Uncle Toby came and sat down at the table with the children, and the waiter who remembered the Curlytop party from their other visit was soon busy serving them. A good meal on a tray was taken out to the boy in the automobile and a juicy bone was sent to Skyrocket.
"This is jolly good fun!" declared Tom, who had not traveled about as much as had the Curlytops.
"Wait until we get out to Crystal Lake!" exclaimed Ted. "Then we'll have more fun. I hope school won't be very hard," he added in a whisper to his playmate.
"Oh, teachers aren't very strict around the holidays," answered Tom.
The meal was almost over when Lola, glancing out of the window, uttered an exclamation and cried:
"It's snowing!"
Surely enough, a flurry of the white crystals was falling.

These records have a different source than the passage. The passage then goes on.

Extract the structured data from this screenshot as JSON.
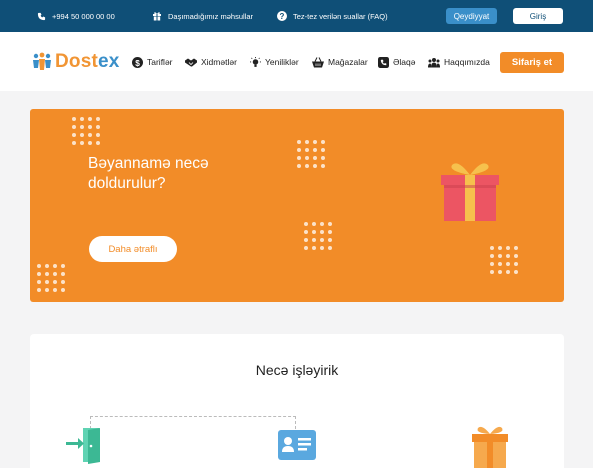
{
  "topbar": {
    "phone": "+994 50 000 00 00",
    "undeclared": "Daşımadığımız məhsullar",
    "faq": "Tez-tez verilən suallar (FAQ)",
    "register": "Qeydiyyat",
    "login": "Giriş"
  },
  "logo": {
    "part1": "Dost",
    "part2": "ex"
  },
  "nav": {
    "items": [
      {
        "label": "Tariflər",
        "icon": "dollar-icon"
      },
      {
        "label": "Xidmətlər",
        "icon": "handshake-icon"
      },
      {
        "label": "Yeniliklər",
        "icon": "lightbulb-icon"
      },
      {
        "label": "Mağazalar",
        "icon": "basket-icon"
      },
      {
        "label": "Əlaqə",
        "icon": "contact-icon"
      },
      {
        "label": "Haqqımızda",
        "icon": "users-icon"
      }
    ],
    "order": "Sifariş et"
  },
  "banner": {
    "title": "Bəyannamə necə doldurulur?",
    "button": "Daha ətraflı",
    "icon": "gift-icon"
  },
  "how": {
    "title": "Necə işləyirik",
    "steps": [
      {
        "icon": "login-door-icon"
      },
      {
        "icon": "id-card-icon"
      },
      {
        "icon": "gift-icon"
      }
    ]
  },
  "colors": {
    "topbar": "#0f4f77",
    "accent": "#f28c28",
    "blue": "#3a8fc9"
  }
}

Uncle Toby looked a bit anxious.
"I don't want to hurry you children," he said. "But as soon as you have finished we'd better be on our way. We don't want to be stuck in the snow."
And as they went out to get in the automobile again the air was thick with the white flakes.
CHAPTER VII
IN THE STORM
Seeing the Curlytops and their playmates coming from the restaurant with Uncle Toby, the boy who had been watching the automobile got out, followed by Skyrocket.

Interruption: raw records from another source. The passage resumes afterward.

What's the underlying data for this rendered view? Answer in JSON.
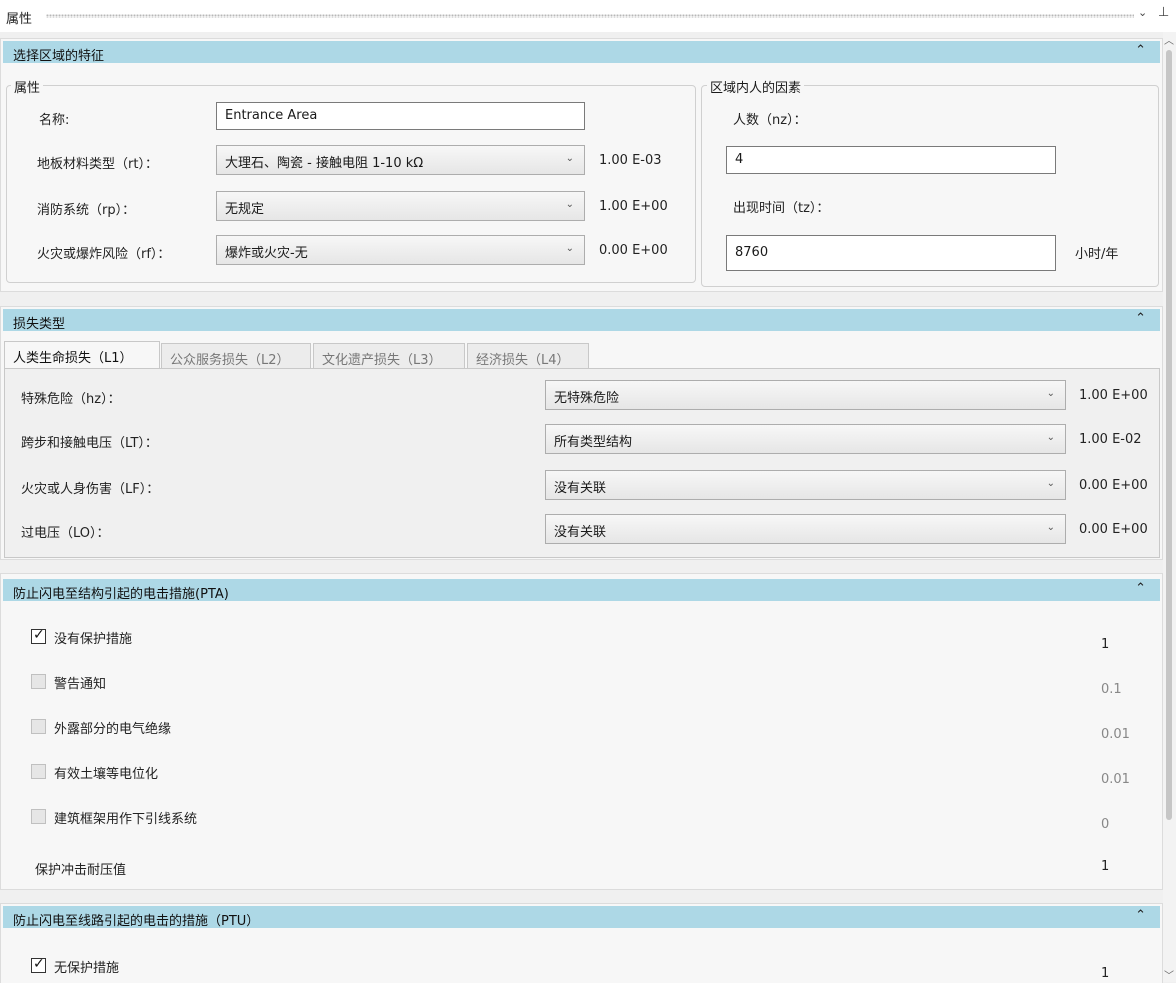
{
  "window": {
    "title": "属性"
  },
  "section1": {
    "title": "选择区域的特征",
    "props_group": "属性",
    "name_label": "名称:",
    "name_value": "Entrance Area",
    "floor_label": "地板材料类型（rt）：",
    "floor_value": "大理石、陶瓷 - 接触电阻 1-10 kΩ",
    "floor_factor": "1.00 E-03",
    "fire_label": "消防系统（rp）：",
    "fire_value": "无规定",
    "fire_factor": "1.00 E+00",
    "risk_label": "火灾或爆炸风险（rf）：",
    "risk_value": "爆炸或火灾-无",
    "risk_factor": "0.00 E+00",
    "people_group": "区域内人的因素",
    "nz_label": "人数（nz）：",
    "nz_value": "4",
    "tz_label": "出现时间（tz）：",
    "tz_value": "8760",
    "tz_unit": "小时/年"
  },
  "section2": {
    "title": "损失类型",
    "tabs": [
      "人类生命损失（L1）",
      "公众服务损失（L2）",
      "文化遗产损失（L3）",
      "经济损失（L4）"
    ],
    "rows": [
      {
        "label": "特殊危险（hz）：",
        "value": "无特殊危险",
        "factor": "1.00 E+00"
      },
      {
        "label": "跨步和接触电压（LT）：",
        "value": "所有类型结构",
        "factor": "1.00 E-02"
      },
      {
        "label": "火灾或人身伤害（LF）：",
        "value": "没有关联",
        "factor": "0.00 E+00"
      },
      {
        "label": "过电压（LO）：",
        "value": "没有关联",
        "factor": "0.00 E+00"
      }
    ]
  },
  "section3": {
    "title": "防止闪电至结构引起的电击措施(PTA)",
    "items": [
      {
        "label": "没有保护措施",
        "checked": true,
        "value": "1"
      },
      {
        "label": "警告通知",
        "checked": false,
        "value": "0.1"
      },
      {
        "label": "外露部分的电气绝缘",
        "checked": false,
        "value": "0.01"
      },
      {
        "label": "有效土壤等电位化",
        "checked": false,
        "value": "0.01"
      },
      {
        "label": "建筑框架用作下引线系统",
        "checked": false,
        "value": "0"
      }
    ],
    "withstand_label": "保护冲击耐压值",
    "withstand_value": "1"
  },
  "section4": {
    "title": "防止闪电至线路引起的电击的措施（PTU）",
    "items": [
      {
        "label": "无保护措施",
        "checked": true,
        "value": "1"
      }
    ]
  },
  "colors": {
    "section_header": "#add8e6",
    "panel": "#f7f7f7"
  },
  "icons": {
    "collapse": "chevron-up-icon",
    "dropdown": "chevron-down-icon",
    "pin": "pin-icon"
  }
}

"Well, I see you didn't let any one take the car," said Uncle Toby with a smile, as he paid the boy, giving him more money than the lad had asked for.
"Oh, no! They couldn't take this car while I was in it," was the reply.
"Though I guess your dog would make a fuss, too, if anybody tried it.
Two or three men just sort of stepped up to look at the car, and Firecracker growled."
"Firecracker?" exclaimed Ted, with a laugh.
"Yes. Isn't that the name you called your dog?" asked the boy.
"No; it's Skyrocket," answered Jan.
"Well, I knew it had something to do with fireworks," laughed the ragged lad.
"But this is too much money," he said to Uncle Toby.
"That's all right, I guess you've earned it," was the reply. "Sitting in a car doing nothing isn't much fun."
The snow flakes kept on sifting down, swirling faster and faster as the automobile started off, the children calling their good-byes to the boy who had watched the car. They had left him much better off than when they first met him, for he had had a good meal and earned some money.
"Sit tight now, everybody!" ordered Uncle Toby, as they left the busier part of the village where they had stopped for a meal, and drew near the open country. "Sit tight, for I'm going to drive faster, and I don't want you falling off the seats."
"What you goin' to drive fast for?" Trouble wanted to know. "Is you goin' to have a race, Uncle Toby?"
"A sort of race, yes, Trouble," was the answer. "I'm going to race and see if we can get home ahead of the big storm that I'm afraid is coming down on us."
"Do you think it will be a very big storm?" asked Ted, and he looked with laughing eyes at Tom.
"I shouldn't wonder," was the answer. "And, though we have a strong car here, we don't want to get stuck in a snow drift and have to stay all night."
"I should think that would be lots of fun," said Tom.
"What? With nothing to eat except a few chocolate cakes Jan and Lola have in a bag?" exclaimed Uncle Toby. "That is if they have any of the cakes left."
"Oh, yes, we have them," Jan hastened to say, for she and her girl chum had bought some just before reaching the restaurant, and had not eaten them.
"Well, that's all we'd have in the way of 'rations,' as the soldiers call them, if we got stuck in the storm," declared Uncle Toby.